製作過程
視覚に障害のある方のYoutubeやブログを見ていくと、カップ麺にお湯を注ぐことが難しい、あるいはお湯が怖くて注ぐことにためらいがあるなど、お困りの様子から、これを解決できるグッズを3Dプリンターで作れないかと思いました。
最初は指でお湯を検知する検知器を製作していましたが、更にいろいろと見ていく中で、弱視やロービジョンの方が、カップ麺の内側の目盛り線(凹線)がよく見えないために、どこまでお湯を注げばいいのか分からないということも分かってきたので、全盲の方にも弱視・ロービジョンの方でも使えるカップ麺のお湯検知器とお湯を注ぐ際のマーカーの兼用グッズを作れないかと考えました。

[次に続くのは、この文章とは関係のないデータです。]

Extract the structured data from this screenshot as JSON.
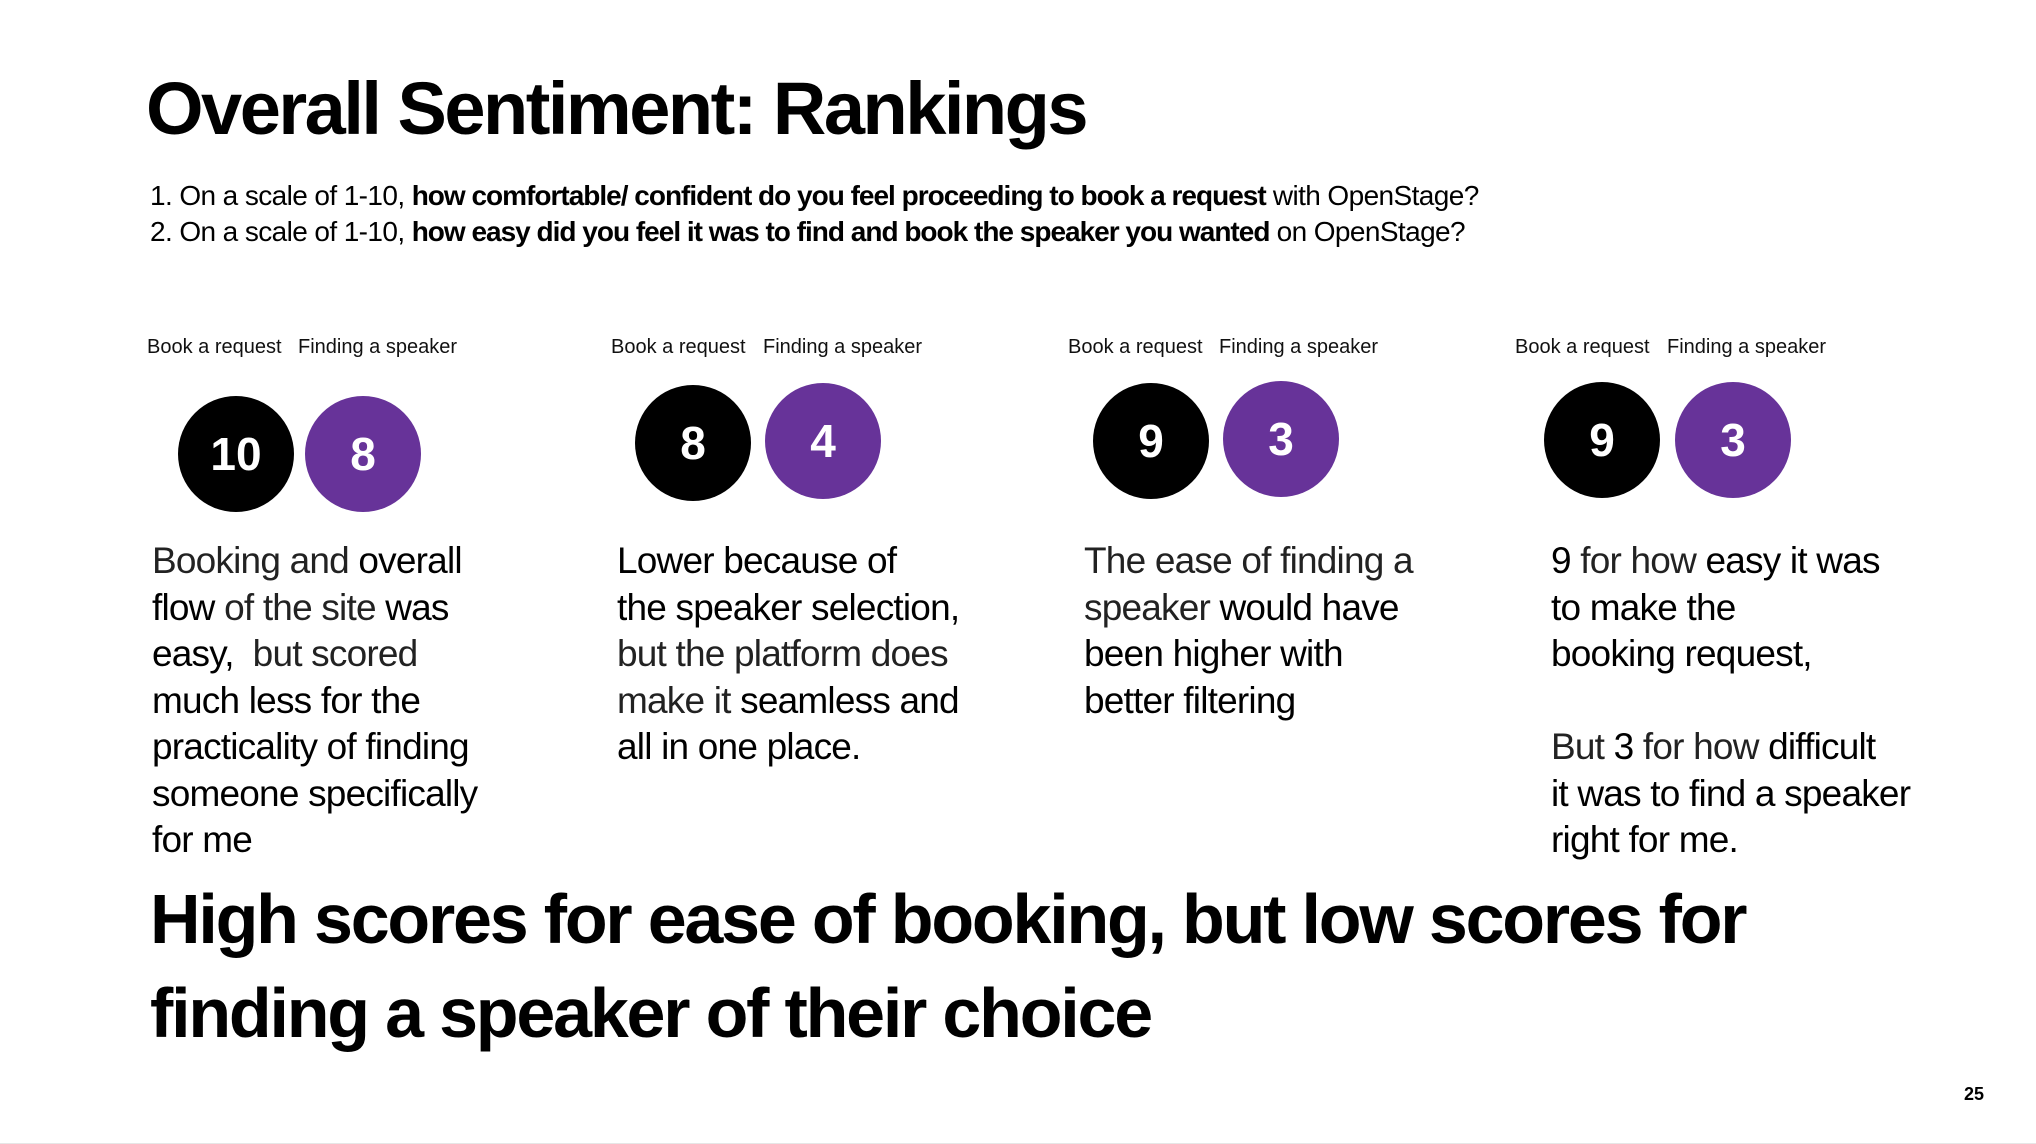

最初、全盲の方用のお湯検知器は、アツナイサーの穴に指を入れて、お湯を指腹で検知するタイプを作っていましたが、弱視・ロービジョンの方のカップ内側の目盛り線が分からない状況を解消するための取り付けタイプのマーカーも作りました。この検知器とマーカーが一つになれば、一石二鳥だと思い、2つを合体したものが最終形の「アツナイサー」です。

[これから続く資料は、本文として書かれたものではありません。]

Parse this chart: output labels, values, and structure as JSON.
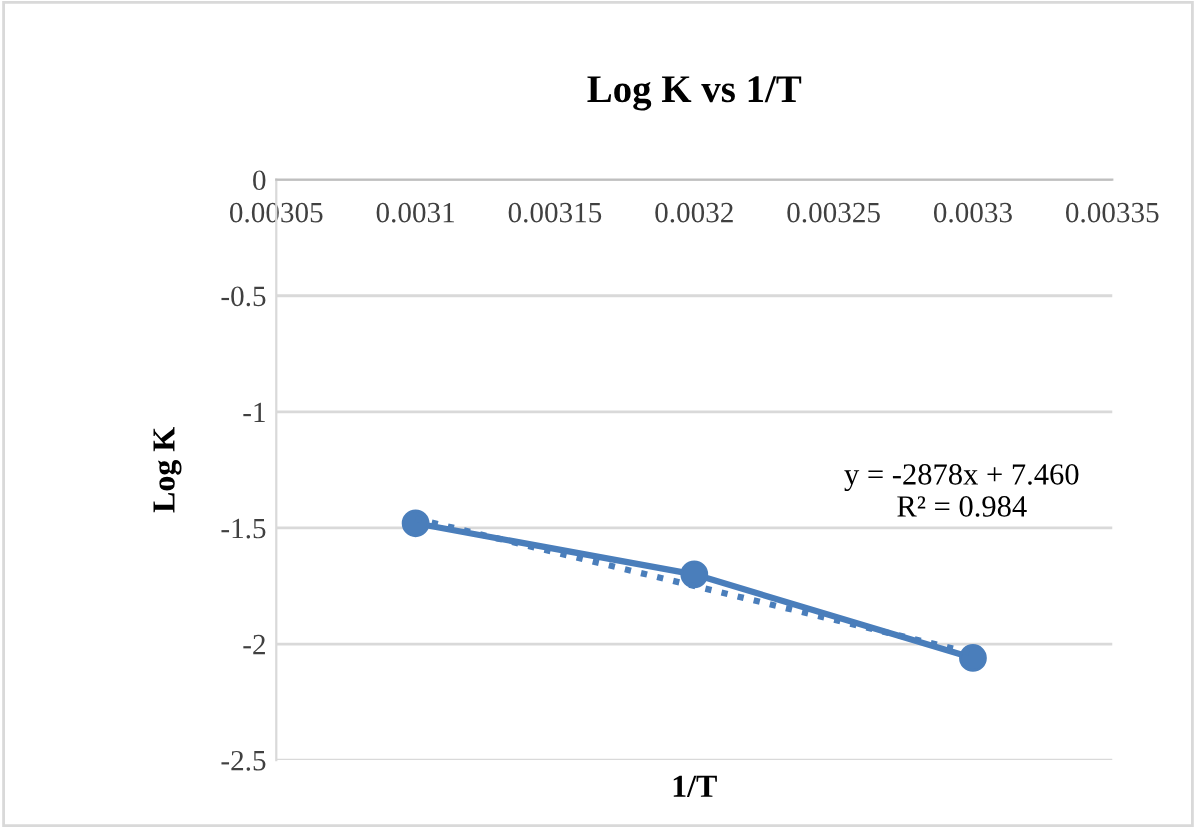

アツナイサーのサイズは、コンマ1ミリ単位で何ども試した結果です。指を入れる穴の大きさ、深さは、平均的な日本人の指サイズを調べたり、穴の底にあるお湯が上がってくる穴の大きさは試行錯誤の連続でした。また、カップに引っ掛ける部分では、カップが下に向かって斜めになっているために、アツナイサーの外側下部とカップ壁の間に隙間ができてしまい、セットしてもカチリとはまらず、ゆるくなってしまいました。そこで、その隙間を埋めるためのストッパーを作ろうと思ったのですが、いろいろ試してみた結果、最終的には楔形の小さなストッパーを円周上に設けることで解消しました。
使用後の感想の中に、全盲の方から、穴に入れた人差し指に、お湯が触れること自体が怖い、また、お湯といっても、カップの中ではスープの素が混ざっているのでその液体に触れたくないし、お湯が上がってきたことは温かさで分かるので穴は不要ですと意見から、穴のあるタイプAと穴のないタイプBの2つを作りました。弱視の方からは便利ですの感想でした。